Allen Iverson, Glenn Robinson, Derrick Coleman, Damon Stoudamire, Stephon Marbury, Kurt Thomas, Rodney Buford and former NBA star Jayson Williams all received ink for their legal troubles this summer. As the NBA season begins this week, it is again time to question whether its stars are being responsible role models for the community to look up to?
This goes back to the famous blurb by Charles Barkley, who several years ago said, “I am not a role model, kids should look to their parents as role models, not players like me.” Barkley promptly responded by throwing a man out of a plate glass window during a bar fight.
Chuck might not want to take on the responsibility of being a role model, but NBA players are omnipresent in the eyes of young, impressionable kids. How can you say that the behavior of NBA players doesn’t have an effect when every Vince Carter dunk is replayed on “Sportscenter” seven times, the Kobe Bryant jersey is to teenagers what an Abercrombie sweater is to college students, and when NBA 2K3 appears more on a kid’s television screen than the “Simpsons”?
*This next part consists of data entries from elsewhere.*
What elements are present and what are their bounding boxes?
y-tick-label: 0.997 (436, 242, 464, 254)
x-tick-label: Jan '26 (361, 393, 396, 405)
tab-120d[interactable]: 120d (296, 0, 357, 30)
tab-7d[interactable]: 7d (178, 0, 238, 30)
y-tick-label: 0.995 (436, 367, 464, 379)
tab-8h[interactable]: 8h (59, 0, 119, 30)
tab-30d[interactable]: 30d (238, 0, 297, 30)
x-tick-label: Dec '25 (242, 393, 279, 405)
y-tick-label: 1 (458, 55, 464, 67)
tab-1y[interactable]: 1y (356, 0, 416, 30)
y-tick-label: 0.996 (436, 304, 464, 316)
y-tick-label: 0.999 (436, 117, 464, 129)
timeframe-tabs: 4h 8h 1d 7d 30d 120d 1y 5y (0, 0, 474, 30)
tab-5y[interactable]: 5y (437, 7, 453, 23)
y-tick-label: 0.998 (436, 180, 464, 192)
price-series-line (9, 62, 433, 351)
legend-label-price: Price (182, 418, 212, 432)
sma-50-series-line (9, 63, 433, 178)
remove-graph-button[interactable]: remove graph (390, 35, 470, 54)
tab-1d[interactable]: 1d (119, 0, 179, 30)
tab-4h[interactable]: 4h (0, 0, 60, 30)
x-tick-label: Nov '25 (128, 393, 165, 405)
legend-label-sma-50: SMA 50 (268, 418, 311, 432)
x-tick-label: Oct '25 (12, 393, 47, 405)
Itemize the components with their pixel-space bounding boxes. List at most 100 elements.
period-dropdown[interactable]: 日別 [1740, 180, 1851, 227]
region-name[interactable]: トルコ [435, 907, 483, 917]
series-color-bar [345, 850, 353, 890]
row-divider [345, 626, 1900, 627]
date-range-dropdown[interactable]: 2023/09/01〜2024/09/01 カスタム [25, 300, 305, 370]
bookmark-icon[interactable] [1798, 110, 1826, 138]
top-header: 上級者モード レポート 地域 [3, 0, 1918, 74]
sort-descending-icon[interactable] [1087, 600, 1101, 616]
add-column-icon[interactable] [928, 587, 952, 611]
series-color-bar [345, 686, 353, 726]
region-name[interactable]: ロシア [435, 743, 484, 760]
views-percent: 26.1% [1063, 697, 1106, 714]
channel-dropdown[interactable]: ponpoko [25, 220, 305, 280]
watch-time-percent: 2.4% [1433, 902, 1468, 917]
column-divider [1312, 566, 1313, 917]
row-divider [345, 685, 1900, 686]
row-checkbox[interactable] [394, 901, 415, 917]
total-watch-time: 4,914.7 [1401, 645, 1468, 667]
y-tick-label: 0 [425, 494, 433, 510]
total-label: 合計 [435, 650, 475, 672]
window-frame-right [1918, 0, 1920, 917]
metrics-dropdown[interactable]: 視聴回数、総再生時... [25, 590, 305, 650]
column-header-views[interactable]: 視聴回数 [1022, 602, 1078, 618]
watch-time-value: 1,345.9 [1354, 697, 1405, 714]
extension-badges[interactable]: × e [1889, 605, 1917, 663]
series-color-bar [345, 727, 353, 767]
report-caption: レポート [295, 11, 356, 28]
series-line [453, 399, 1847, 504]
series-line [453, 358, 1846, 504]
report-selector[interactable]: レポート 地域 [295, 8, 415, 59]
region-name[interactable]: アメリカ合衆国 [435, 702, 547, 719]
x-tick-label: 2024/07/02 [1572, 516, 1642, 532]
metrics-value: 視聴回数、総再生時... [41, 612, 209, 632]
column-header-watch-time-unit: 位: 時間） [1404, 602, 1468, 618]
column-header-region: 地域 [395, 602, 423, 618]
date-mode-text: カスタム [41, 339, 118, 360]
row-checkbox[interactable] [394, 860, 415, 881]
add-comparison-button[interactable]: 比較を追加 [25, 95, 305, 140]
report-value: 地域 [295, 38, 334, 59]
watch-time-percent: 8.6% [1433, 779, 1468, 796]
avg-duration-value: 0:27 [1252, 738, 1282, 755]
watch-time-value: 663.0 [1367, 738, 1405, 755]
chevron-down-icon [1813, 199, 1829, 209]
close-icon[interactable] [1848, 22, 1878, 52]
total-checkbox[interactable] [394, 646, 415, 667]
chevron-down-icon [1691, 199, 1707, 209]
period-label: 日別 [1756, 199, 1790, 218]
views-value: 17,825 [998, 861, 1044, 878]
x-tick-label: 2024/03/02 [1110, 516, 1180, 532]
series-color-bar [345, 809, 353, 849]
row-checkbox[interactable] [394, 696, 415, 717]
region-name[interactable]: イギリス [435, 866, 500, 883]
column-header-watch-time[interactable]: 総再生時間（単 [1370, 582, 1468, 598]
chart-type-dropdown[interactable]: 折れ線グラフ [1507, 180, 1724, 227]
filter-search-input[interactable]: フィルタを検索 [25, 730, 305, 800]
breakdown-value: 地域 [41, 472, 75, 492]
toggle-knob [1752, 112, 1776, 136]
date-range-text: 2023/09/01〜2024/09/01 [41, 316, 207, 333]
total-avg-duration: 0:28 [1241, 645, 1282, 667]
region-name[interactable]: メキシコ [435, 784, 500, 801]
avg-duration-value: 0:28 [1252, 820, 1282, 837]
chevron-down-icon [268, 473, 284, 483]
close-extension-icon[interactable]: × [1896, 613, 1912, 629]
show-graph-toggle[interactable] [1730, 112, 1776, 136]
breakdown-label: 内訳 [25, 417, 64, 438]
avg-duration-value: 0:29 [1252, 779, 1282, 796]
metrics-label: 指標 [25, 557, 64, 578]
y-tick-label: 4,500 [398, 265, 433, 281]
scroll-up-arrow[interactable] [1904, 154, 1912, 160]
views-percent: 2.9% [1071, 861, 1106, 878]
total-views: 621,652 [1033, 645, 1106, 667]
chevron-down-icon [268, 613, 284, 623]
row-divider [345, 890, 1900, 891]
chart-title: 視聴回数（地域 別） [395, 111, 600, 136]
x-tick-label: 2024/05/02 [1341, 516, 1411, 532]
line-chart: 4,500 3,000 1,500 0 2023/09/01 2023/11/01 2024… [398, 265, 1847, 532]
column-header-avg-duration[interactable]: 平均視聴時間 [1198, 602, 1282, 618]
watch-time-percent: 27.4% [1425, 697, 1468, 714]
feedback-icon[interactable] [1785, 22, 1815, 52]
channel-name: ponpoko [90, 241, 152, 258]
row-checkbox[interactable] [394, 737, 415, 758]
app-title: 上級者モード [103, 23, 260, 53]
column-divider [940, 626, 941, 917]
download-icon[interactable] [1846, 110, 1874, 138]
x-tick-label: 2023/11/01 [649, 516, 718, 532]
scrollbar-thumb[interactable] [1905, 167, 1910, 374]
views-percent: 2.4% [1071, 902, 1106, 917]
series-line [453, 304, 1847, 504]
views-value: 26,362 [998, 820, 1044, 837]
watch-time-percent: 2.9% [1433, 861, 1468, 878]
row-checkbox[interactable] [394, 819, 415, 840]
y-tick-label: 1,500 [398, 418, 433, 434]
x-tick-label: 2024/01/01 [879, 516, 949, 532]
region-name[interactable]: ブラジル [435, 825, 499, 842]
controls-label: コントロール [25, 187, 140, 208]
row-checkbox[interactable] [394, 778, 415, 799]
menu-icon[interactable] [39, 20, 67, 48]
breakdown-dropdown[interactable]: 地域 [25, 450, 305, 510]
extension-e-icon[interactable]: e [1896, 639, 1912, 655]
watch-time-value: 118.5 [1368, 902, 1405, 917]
It is even more disconcerting that NBA players are getting off for committing crimes that normally would have landed them in jail. Derrick Coleman only received community service after driving 100 mph in a 70 mph zone while intoxicated. The lenient sentences that these stars are receiving give young fans the belief that the public is condoning their errant behavior. How is it possible for a 17-year-old to think that driving under the influence is wrong when they see Stephon Marbury swerving lanes after doing too many shots at the bar?
David Stern must get his players to realize that their actions have a profound effect on the young fans who model more than just their crossover dribbles after them. It is time for the NBA players to clean up their act. I, for one, wouldn’t want to come across Charles Barkley at a bar.